“Benim adayım” değil “bizim adayımız” olmalı…

‘Baskın seçim’e karşı saldırı taktiği ile yanıt vermek, faşizmin en büyük korkusu olacaktır. Madem ki diktatör, diktatörlüğe karşı olanları baskın seçimle gafil avlamak istedi, o halde faşizme karşı direnenler de baskın bir taktikle ona karşı büyük bir üstünlük sağlamalıdır. Diktatörün baskın seçim taktiğine karşı başvurulacak tek taktik bu olmalı. Hazırlıksız ve gafil avlama oyununu böyle boşa çıkartmak mümkündür.
Faşizm ancak hızlı, durmadan, bıkıp usanmadan, gece ve gündüz çalışılarak alt edilebilir. “Şu yok, bu yok, yorulduk, biraz dinlenilelim” gibi sözcükler lügâtımızda olmamalı, böyle şeyleri düşünmek bile olmamalı. Çünkü biliyoruz ki faşizm ve diktatörlük ancak büyük fedakarlıklar gösterilerek yenilebilir. Büyük fedakarlıklar da normal koşulların çalışma temposu ile değil, olağanüstü koşulların çalışma temposu ile gerçekleştirilir.
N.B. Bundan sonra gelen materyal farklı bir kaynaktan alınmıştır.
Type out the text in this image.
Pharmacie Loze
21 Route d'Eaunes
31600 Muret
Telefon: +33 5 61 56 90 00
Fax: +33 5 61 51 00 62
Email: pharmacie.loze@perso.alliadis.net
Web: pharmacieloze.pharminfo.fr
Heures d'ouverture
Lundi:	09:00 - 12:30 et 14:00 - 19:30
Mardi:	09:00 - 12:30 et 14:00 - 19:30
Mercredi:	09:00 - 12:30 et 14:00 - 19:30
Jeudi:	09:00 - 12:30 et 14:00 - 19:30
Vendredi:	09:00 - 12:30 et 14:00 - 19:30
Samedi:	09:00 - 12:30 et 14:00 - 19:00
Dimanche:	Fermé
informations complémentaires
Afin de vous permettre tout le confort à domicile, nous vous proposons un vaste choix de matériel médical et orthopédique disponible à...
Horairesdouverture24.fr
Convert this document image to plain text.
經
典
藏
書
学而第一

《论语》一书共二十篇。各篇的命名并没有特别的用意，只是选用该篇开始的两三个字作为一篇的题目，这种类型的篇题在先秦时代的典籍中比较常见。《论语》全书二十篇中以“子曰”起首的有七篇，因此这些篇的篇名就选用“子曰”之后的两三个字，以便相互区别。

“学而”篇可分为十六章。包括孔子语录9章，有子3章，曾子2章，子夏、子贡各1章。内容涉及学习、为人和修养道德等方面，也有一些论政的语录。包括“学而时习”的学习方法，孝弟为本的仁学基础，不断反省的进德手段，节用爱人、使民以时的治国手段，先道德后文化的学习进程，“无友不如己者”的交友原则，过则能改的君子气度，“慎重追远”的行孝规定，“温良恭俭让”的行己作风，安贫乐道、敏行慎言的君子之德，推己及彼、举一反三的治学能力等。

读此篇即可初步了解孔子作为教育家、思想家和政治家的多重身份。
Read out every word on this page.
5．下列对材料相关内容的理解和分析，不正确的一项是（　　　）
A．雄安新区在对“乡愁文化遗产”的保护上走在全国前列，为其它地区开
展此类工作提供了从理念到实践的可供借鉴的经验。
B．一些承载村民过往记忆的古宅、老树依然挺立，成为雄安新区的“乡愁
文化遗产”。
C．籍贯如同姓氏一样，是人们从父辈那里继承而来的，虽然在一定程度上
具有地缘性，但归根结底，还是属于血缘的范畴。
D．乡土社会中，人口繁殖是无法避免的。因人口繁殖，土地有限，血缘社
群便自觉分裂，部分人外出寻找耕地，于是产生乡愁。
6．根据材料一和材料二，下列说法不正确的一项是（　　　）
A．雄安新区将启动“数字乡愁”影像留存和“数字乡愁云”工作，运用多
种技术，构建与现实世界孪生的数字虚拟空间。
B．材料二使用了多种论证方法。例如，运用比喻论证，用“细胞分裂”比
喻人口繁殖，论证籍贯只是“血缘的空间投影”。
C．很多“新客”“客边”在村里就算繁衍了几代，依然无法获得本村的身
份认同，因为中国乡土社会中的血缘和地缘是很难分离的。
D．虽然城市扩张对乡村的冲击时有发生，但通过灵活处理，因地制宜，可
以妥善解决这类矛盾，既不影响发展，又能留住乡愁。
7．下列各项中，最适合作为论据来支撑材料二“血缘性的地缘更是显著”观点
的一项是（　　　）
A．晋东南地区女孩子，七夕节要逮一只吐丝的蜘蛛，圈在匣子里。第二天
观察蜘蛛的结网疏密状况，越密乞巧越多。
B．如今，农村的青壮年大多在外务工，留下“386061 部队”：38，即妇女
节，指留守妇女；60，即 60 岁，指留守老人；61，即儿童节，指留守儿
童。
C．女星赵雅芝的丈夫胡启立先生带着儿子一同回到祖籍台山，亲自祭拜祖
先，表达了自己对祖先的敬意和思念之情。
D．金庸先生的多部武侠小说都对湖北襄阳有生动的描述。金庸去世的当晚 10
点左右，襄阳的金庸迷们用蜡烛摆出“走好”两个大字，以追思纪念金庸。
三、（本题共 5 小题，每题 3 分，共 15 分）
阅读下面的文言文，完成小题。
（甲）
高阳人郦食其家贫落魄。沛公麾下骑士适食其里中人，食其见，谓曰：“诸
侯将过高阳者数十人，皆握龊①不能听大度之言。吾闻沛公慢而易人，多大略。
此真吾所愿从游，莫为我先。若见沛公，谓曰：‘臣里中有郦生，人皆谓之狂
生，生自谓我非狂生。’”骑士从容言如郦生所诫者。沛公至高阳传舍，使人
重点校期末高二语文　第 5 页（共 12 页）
Faşizmi yenmek için her zamankinden en az on kat daha fazla çalışmak gerekiyor. Zira faşizm normal-rutin koşulların ürünü değil, olağanüstü koşulların bir sonucu olarak şekilleniyor. Onu yenmek için de olağanüstü bir tempo, enerji, taktik ve dolu dolu bir yürüyüş lazım. Böyle olursa ancak başarı elde edilebilir. Bunları öylesine değil tarihin sayfalarını çevirerek, Almanya’nın, İtalya ve İspanya’nın tarihine bakarak söylüyoruz. Mussolini, Franko ve Hitler’e karşı verilen mücadele muhteşemdi. Olağanüstü bir mücadele ile olağanüstü kişiliklerle verilen bir mücadele ile bu diktatörler tasfiye edildiler. Eğer büyük kahramanlıklar olmasaydı, o korkunç işkenceler göze alınmasaydı, Gestapo‘nün o karanlık dehlizlerinde bedenleri dilim dilim kesilen devrimcilerin, aydın ve sanatçıların, özgürlükten yana olan kadın ve gençlerin cesur direnişleri olmasaydı faşizm asla yenilmezdi.
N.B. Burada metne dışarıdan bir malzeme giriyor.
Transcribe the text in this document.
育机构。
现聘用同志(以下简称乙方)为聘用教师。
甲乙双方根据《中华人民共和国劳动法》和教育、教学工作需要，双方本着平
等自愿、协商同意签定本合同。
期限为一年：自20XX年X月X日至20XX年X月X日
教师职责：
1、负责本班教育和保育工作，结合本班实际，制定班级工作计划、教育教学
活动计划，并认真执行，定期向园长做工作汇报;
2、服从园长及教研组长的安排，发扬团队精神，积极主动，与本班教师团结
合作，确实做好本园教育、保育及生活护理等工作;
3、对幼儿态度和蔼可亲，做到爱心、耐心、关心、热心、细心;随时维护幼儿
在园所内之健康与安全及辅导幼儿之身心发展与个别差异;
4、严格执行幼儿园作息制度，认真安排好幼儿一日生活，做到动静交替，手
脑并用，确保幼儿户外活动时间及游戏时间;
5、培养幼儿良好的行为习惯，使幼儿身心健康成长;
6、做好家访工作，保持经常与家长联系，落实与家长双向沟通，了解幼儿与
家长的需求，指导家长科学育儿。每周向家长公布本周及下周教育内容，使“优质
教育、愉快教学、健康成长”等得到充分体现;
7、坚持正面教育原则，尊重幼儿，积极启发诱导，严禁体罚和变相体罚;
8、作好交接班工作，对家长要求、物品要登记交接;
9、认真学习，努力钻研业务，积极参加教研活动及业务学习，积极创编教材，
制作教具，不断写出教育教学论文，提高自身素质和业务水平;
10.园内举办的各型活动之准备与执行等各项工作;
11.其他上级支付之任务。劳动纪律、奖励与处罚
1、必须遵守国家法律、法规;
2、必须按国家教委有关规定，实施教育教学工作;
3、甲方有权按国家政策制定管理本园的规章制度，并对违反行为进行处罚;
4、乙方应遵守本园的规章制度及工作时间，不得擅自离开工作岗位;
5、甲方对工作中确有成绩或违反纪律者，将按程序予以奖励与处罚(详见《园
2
Erdoğan diktatörlüğü de diğer diktaötörlükler gibi kanlıdır.
Bugün de böyledir. Erdoğan diktatörlüğü de tıpkı Hitler, Mussolin ve Franko faşizmi gibi zalim, gaddar ve kanlıdır. O da vuruyor, kırıyor, yakıyor, muhaliflerini zindanlara atıyor. Kürtlerin bulunduğu her yeri yerle bir ediyor. Evlerini, köylerini, şehirlerini başlarına yıkıyor. Bundan daha katı ve kanlı bir faşizm-diktatörlük olmaz. Erdoğan neyse Hitler de, Mussolini de, Franko da odur. Bu nedenle fedakarlık da, bedel de, verilecek can da ağır olacak. Dolayısıyla çalışma tarzı, tempo ve emek yoğunlaşması da buna denk olmak zorunda. Bu nedenle “olağan koşullara göre değil olağanüstü koşullara göre emek sarf etmek ve bıkıp usanmadan çalışmak lazım” diyoruz…
Diktatörlüğe karşı mücadele etmek kutsallıktır…
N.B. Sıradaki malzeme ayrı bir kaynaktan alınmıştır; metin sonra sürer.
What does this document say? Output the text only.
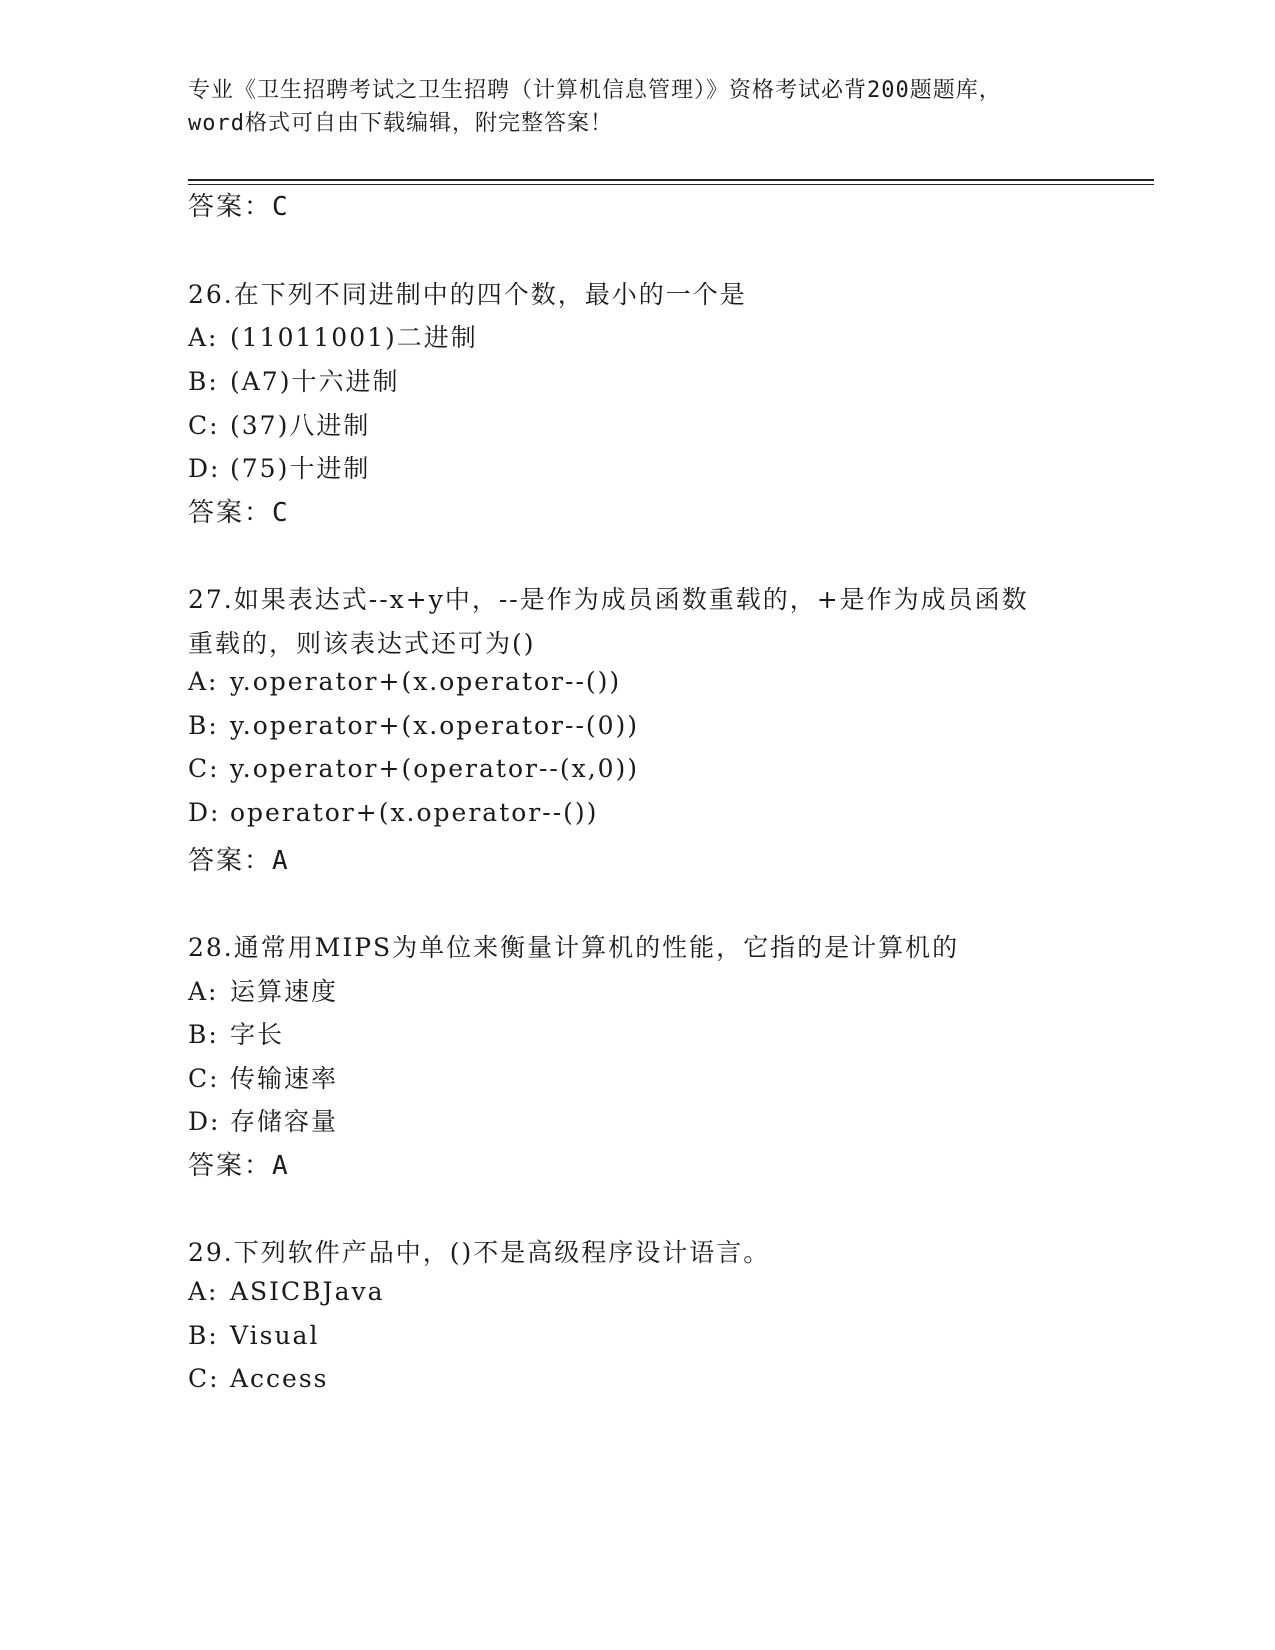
专业《卫生招聘考试之卫生招聘（计算机信息管理）》资格考试必背200题题库，
word格式可自由下载编辑，附完整答案！
答案：C
26.在下列不同进制中的四个数，最小的一个是
A: (11011001)二进制
B: (A7)十六进制
C: (37)八进制
D: (75)十进制
答案：C
27.如果表达式--x+y中，--是作为成员函数重载的，+是作为成员函数
重载的，则该表达式还可为()
A: y.operator+(x.operator--())
B: y.operator+(x.operator--(0))
C: y.operator+(operator--(x,0))
D: operator+(x.operator--())
答案：A
28.通常用MIPS为单位来衡量计算机的性能，它指的是计算机的
A: 运算速度
B: 字长
C: 传输速率
D: 存储容量
答案：A
29.下列软件产品中，()不是高级程序设计语言。
A: ASICBJava
B: Visual
C: Access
Faşizme-diktatörlüğe karşı çalışmak-mücadele edip bedel ödemek her şeyden çok daha kutsaldır. Namaz kılmak, hacca gitmek, zekat ödemek, Cem tutmak, İsa için dua etmek kadar kutsaldır ve esas görevdir. Esas görev kutsallığı içerir, olmazsa olmaz manasına gelir. Bu görevi yapmayanlar ya da yarım yamalak yapanlar veya normal bir rutin halde yapanlar, ibadet ettikleri ve bağlı oldukları değerlere de sırt çevirmiş olurlar. Bunu böyle bilmek ve buna göre Erdoğan faşizmine-diktatörlüğüne karşı mücadele etmek gerekiyor…
Her şey seçim olmazsa da…
Hiç kuşkusuz ki faşizme ve diktatörlüğe karşı mücadele tek boyutlu değildir. Faşizm ve diktatörler muhaliflerine karşı nasıl ki çok boyutlu ve çok farklı araçlarla saldırıyorsa, ona karşı mücadele etmek de çok farklı boyut ve araçlarla olur. Tek hamleyle, tek vuruşla, tek yöntem ve tek duruşla faşizm ve diktatörlüğün aşılmasına yetmez. Belki yorar ama nihai sonucu getirmez. Bu nedenle mücadele çok boyutlu olmak zorunda. Seçimi bu bağlamda ele almak gerek. Seçimi de bir hamle, bir yumruk, bir kılıç darbesi olarak görmek gerek. Yani bir araç bağlamında ele almak daha doğrudur. Ama öylesine bir araç değil, gerçekten de ciddi ve etkili bir araçtır. Bu araç iyi, doğru ve sonuç alıcı bir biçimde kullanılırsa diktatör Erdoğan bertaraf olabilir. Muhalefetin örgütsüzlüğü ve dağınıklığı üzerinden iktidara geldi, muhalefetin örgütlülüğü ve birleşik iradesiyle de gidebilir. Elbette ki diktatör seçimle geldi, fakat demokratik bir seçimle asla gitmez. İktidarda kalmak için her türlü hileyi yapar, devletin tüm olanaklarını kullanır ve en nihayetinde “99%’la kazandım” der. Tüm diktatörler bunu yapar. Kenan Evren de böyle yapmıştı, son on yıldır Erdoğan da aynısını yapıyor, bu seçimde de yapmaya çalışacaktır. Ancak diktatörü seçimle götürmek de muhalefetin ve özgürlükten yana olanların kuvvetine bağlıdır. Bunun örnekleri de vardır. Latin Amerika’da her türlü baskıya rağmen demokrasi güçlerinin seçim kazandığını ve birçok diktatörün bertaraf edildiğini de biliyoruz. Eğer demokrasiden yana olanlar gerçekten de “diktatörü sandığa gömebilirim” deyip, bazı riskleri göze alır ve buna göre gücünü birleştirirse başarı kaçınılmazdır.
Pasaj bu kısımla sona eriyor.